Travelling with an autoimmune disease means there have been times when I’ve grieved the experiences I initially dreamed of.
I’ve swum with humpback whales in French Polynesia, snorkelled with sharks in The Bahamas, hiked through the narrows in Utah, climbed the Pico to Pico route in Portugal, longboarded in Waikiki, and cliff jumped in Spain. I’ve kayaked the canals of Amsterdam, traversed a trail through a castle in Luxembourg, visited six countries in 36 hours, and hiked to a suspension bridge 90 metres over a glacier in Switzerland. None of these experiences revolved around food as I envisioned as a child and yet they equalled—if not surpassed—my wildest travel dreams!

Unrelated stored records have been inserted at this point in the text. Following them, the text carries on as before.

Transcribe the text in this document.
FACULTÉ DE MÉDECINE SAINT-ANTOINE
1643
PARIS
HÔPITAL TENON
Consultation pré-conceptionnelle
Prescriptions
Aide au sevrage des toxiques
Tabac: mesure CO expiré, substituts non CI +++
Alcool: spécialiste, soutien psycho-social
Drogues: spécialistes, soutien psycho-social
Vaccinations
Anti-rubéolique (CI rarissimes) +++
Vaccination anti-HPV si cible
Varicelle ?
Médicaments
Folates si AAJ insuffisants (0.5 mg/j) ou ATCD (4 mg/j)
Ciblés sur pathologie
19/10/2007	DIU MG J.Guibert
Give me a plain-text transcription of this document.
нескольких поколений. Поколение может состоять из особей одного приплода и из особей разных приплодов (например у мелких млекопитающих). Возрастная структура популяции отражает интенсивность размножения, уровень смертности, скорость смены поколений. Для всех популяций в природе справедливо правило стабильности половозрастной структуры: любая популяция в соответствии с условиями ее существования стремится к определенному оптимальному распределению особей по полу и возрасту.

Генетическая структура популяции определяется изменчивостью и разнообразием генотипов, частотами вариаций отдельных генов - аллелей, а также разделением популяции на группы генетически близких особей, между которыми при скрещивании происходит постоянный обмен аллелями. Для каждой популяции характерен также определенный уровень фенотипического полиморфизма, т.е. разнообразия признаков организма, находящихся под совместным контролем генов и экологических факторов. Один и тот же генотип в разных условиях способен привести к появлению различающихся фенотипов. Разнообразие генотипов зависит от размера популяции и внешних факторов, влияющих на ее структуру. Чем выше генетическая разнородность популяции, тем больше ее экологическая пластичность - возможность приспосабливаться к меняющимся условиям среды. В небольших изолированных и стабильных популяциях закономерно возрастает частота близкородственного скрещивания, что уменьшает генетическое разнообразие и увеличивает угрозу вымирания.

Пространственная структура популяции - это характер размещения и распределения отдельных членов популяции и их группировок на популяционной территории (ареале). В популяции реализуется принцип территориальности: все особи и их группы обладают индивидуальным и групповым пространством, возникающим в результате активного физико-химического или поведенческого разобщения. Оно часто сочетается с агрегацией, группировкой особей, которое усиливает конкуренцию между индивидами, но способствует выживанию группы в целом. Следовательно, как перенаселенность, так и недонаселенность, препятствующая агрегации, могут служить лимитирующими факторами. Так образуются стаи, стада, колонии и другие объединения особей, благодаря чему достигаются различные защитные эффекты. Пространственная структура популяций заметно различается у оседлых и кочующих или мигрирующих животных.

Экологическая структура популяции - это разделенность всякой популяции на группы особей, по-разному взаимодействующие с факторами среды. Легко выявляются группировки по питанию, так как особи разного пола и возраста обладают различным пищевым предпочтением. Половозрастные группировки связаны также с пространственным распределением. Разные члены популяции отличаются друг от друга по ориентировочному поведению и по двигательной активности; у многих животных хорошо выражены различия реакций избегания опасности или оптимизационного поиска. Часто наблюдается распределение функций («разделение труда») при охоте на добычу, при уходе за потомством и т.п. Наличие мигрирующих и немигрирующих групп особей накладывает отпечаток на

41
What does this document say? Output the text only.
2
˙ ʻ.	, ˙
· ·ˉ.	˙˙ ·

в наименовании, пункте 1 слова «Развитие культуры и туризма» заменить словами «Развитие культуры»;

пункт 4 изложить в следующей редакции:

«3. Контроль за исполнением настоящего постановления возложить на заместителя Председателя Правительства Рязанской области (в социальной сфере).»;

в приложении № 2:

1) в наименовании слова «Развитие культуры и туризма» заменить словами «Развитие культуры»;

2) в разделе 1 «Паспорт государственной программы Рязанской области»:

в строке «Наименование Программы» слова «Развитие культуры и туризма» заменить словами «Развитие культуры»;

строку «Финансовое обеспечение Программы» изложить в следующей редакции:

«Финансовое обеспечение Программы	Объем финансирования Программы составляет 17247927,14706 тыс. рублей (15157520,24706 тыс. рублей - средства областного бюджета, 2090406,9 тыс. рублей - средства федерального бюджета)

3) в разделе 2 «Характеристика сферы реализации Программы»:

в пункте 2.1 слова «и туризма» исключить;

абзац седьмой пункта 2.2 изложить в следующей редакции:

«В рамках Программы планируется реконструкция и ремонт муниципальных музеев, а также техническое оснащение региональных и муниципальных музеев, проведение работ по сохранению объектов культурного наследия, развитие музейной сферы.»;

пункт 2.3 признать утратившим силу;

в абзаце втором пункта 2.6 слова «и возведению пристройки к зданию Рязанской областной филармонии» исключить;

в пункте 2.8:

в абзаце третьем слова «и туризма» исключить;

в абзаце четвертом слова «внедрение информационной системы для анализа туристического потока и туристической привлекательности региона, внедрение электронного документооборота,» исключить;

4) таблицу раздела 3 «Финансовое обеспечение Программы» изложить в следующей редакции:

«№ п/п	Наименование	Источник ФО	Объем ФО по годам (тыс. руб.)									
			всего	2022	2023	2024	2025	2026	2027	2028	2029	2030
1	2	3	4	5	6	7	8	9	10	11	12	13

Travelling with an autoimmune disease means there have been times when I’ve grieved the experiences I initially dreamed of. Walking past stands of stroopwafel or sitting at a restaurant in Lisbon watching everyone else eating dinner felt sad and demoralizing. It’s difficult, challenging, and at times incredibly frustrating, to navigate a world that’s not built for you. However, I find it empowering to continue to chase my dreams in the face of adversity. Developing the ability to adapt, advocate for myself, find creative solutions, and reframe my mindset has made me a capable and self-reliant globe trotter.
That’s something I wouldn’t trade for all the baguettes in the world.